As we checked in, being welcomed by an English-speaking but well dressed young man, I asked him if the establishment had a dining room, and he assured me that we could have supper and breakfast and would find the food to our taste. We settled in, and making allowance for Atlantic Time we entered the dining room at the proper hour, where the same young man told us the supper hour had ended and he was deeply grieved.
Irked, I asked how he related this denial to the jolly come-ons of the provincial tub thumpers as seen on TV. He said they sometimes made sandwiches that guests could take to their units, and if this would be our desire, he would inquire if the kitchen had chicken or turkey. Or, he said, we could order from the breakfast menu.
I remember asking, from the bodily weakness of famishment, what that meant, and he said, ''After supper hour we go to the breakfast menu.'' Translated from New Brunswick English, this means we could go into the dining room at supper time and could not have supper, but we could have breakfast.
''What are we going to have for breakfast this evening?'' I asked.
''Whatever you wish,'' he said.
Whereupon I spoke in this fashion: ''How about porridge, toast, two fried eggs slightly over, and a slice of ham with home-fried potatoes?''
So we were ready for beddie-bye, well fed but no supper, and I wondered a little what we'd have for dinner in the morning.

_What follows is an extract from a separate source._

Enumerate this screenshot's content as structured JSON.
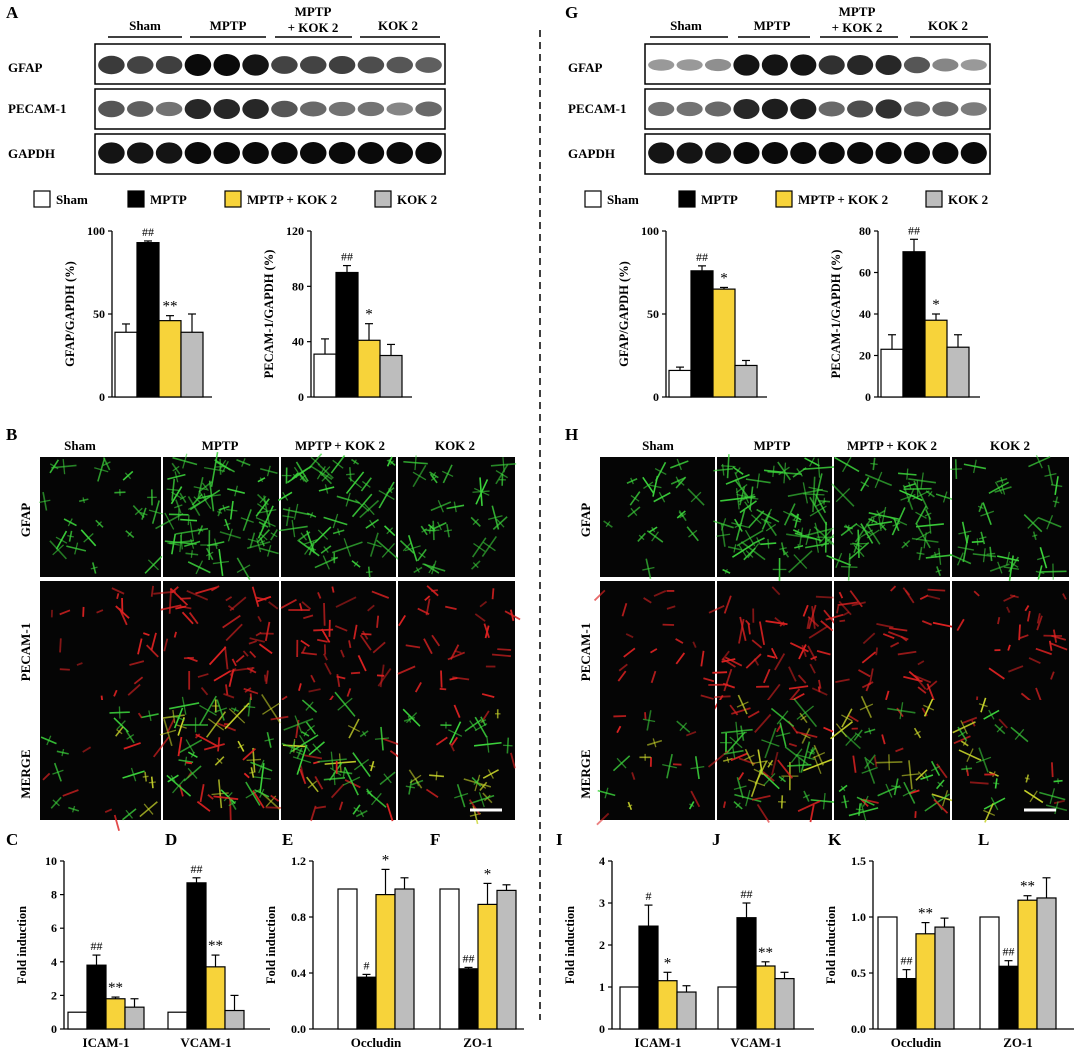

Before we left the dining room, four people came in, laughing and jollying, and speaking French. They knew no English. When the young man tried to tell them the supper hour was over, they shook their heads. They were two couples, and as I tried to explain to them what the young man was saying, I got the news that the young couple was a new bride and her husband of a day, and the older two were her father and mother.
The happy pair was driving to British Columbia in their new automobile, and the bride's parents had come along for the ride. They were from the islands of the Madeleine. Coming off the boat at Sidney, they had picked up their new automobile and had driven this far, and now they were hungry. Learning they could get no supper, they were dismayed; I didn't have an easy time telling them not to fret and that they could have breakfast if they liked.
There are a few places I have wished to visit and haven't. And the isles of the Madeleine would be on the list. They're a haven for displaced Nova Scotian Acadians in ''The Grand Dispersement''; the descendants of those people have lived in detachment under the sign of the fishhook, being as Canadian as the Hudson's Bay Company but disconnected and aloof. Politically, the islands are a part of the Gaspe, but socially and economically they have Nova Scotia, Prince Edward Island, Newfoundland, Anticosti, and perhaps New Brunswick as distant neighbors.
Jacques Cartier found the 16 island in the early 1500s and named them Les Ramees. The isles number 16, a historian tells us, because an early owner of the group was one Briton, and his wife Madeleine had 16 children. None of the islands is named for a child, because they were named earlier by Cartier.
I own a book called ''The St. Lawrence River and Her Islands,'' written by Damase Potvin in French and published in Quebec City in 1945, which tells enough about the islands to cause me to want to see them.
The next morning we came to have our real breakfast, and the folks from the Madeleine Islands had already eaten and were waiting to say adieu. The father was wearing a flashy cravat with a gold stickpin in the form of a fishhook. He said he hoped we would come next summer to visit Les Isles de la Madeleine at Havre Aubert, where he had his business, and his new son-in-law would be the manager. They had a large house and plenty of room for us.